Just across the Potomac River, more than 400,000 more of America’s patriotic sons and daughters are buried in Arlington National Cemetery. They are service members from every war in which the United States has ever fought. When you walk the silent footpaths of Arlington or hear the somber sound of Taps as the wind rustles in the trees, and witness row after row of white headstones, think: that equals how many Americans also paid with their lives in World War II, so that the world could be free of Nazism and imperialism.
The idea for the World War II Memorial was born in Ohio. It was an Ohio WWII veteran named Roger Durbin who sought out his Member of Congress to suggest the idea. It was another Ohioan that created the idea of Honor Flight, which has flown over 200,000 veterans to Washington to visit the memorials of their respective conflicts, at no cost to the veteran.
This Memorial has become one of the most frequented on the national mall, welcoming over 65 million visitors from its opening in 2004.
It stands as a guardian to the memory of the Greatest Generation. Their legacy will live on. The Memorial was built to ensure that future generations, who might never have had the opportunity to meet firsthand the members of the Greatest Generation, may know their sacrifice. May this Memorial act as a lasting symbol throughout the ages that there are ideals worth protecting.
In every century, including the current one, the very idea of America has been challenged--from its formation in the 18th century, borne out of Revolution against colonial rule, to the preservation of our Union in the 19th century following our bloody Civil War resulting in the defeat of human slavery, to our rise in the 20th century as leader of the free nations following the defeat of tyranny. Now in this 21st-century – when I had hoped for an era of peace -- 9/11 occurred. Instead our nation has entered into the most protracted wars in US history, largely in oil-rich desert regions and territories where no coherent governing structure exists. Our formerly oil-dependent existence is transforming into energy independence here at home, essential to our security.
General James Mattis well framed the added growing national security challenges of a new resource challenged era saying that “the effects of a changing climate — such as increased maritime access to the Arctic, rising sea levels, desertification, among others — greatly impact our security situation.”
As we move deeper into this 21st Century, our aspirations to meet new global challenges of population growth, resource limits, and carbon emissions must be no less wise. While the Greatest Generation saved the world from imperialist and later Soviet Communist tyranny, destructive specters of social conflicts of the 20th century remain. In the words of American author and historian Timothy Snyder, “The history of the Holocaust is not over. Its precedent is eternal, and its lessons have not yet been learned.”
Those divisive forces of religious, racial, ethnic, and tribal intolerance must be met and levelled in enforceable rules of law. For our inhabited world, the question will be whether those who love liberty can lead the world on an intelligent course to meet the future, or whether greater wars will result for challenged resources and unaddressed human conflicts. Our nation needs the post-World War II institutions of global order more than ever. Without them, humankind will descend to chaos.

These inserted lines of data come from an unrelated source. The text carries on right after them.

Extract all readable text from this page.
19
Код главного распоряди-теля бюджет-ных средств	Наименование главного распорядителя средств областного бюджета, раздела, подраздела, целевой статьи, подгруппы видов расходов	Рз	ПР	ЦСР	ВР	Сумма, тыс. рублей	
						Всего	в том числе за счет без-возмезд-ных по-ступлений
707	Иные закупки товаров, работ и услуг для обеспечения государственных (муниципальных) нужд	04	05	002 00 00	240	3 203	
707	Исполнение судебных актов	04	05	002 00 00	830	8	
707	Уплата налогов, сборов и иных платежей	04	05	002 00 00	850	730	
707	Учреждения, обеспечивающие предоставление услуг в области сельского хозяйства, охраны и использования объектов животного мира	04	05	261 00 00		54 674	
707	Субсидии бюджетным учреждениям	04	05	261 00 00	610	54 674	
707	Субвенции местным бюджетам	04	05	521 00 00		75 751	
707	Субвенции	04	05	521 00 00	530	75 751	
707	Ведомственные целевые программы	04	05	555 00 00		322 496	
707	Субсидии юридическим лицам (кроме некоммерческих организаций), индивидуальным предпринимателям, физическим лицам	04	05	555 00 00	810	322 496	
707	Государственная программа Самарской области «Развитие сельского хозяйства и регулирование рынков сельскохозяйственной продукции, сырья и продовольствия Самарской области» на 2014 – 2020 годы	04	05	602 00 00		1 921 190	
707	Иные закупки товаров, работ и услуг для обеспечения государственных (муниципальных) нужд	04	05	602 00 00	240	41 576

In each Century, at each testing, and at great human cost, liberty triumphed. So today, in grateful memory, of those who gave their lives for liberty, let us rededicate and unify our nation in common cause. With like-minded Allies, on this Memorial Day of 2019, let each American today recommit to carry forward liberty’s legacy of protecting and defending it, recalling the rousing words in the poem Ulysses: “one equal temper of heroic hearts...strong in will to strive, to seek, to find, and not to yield.” Onward liberty!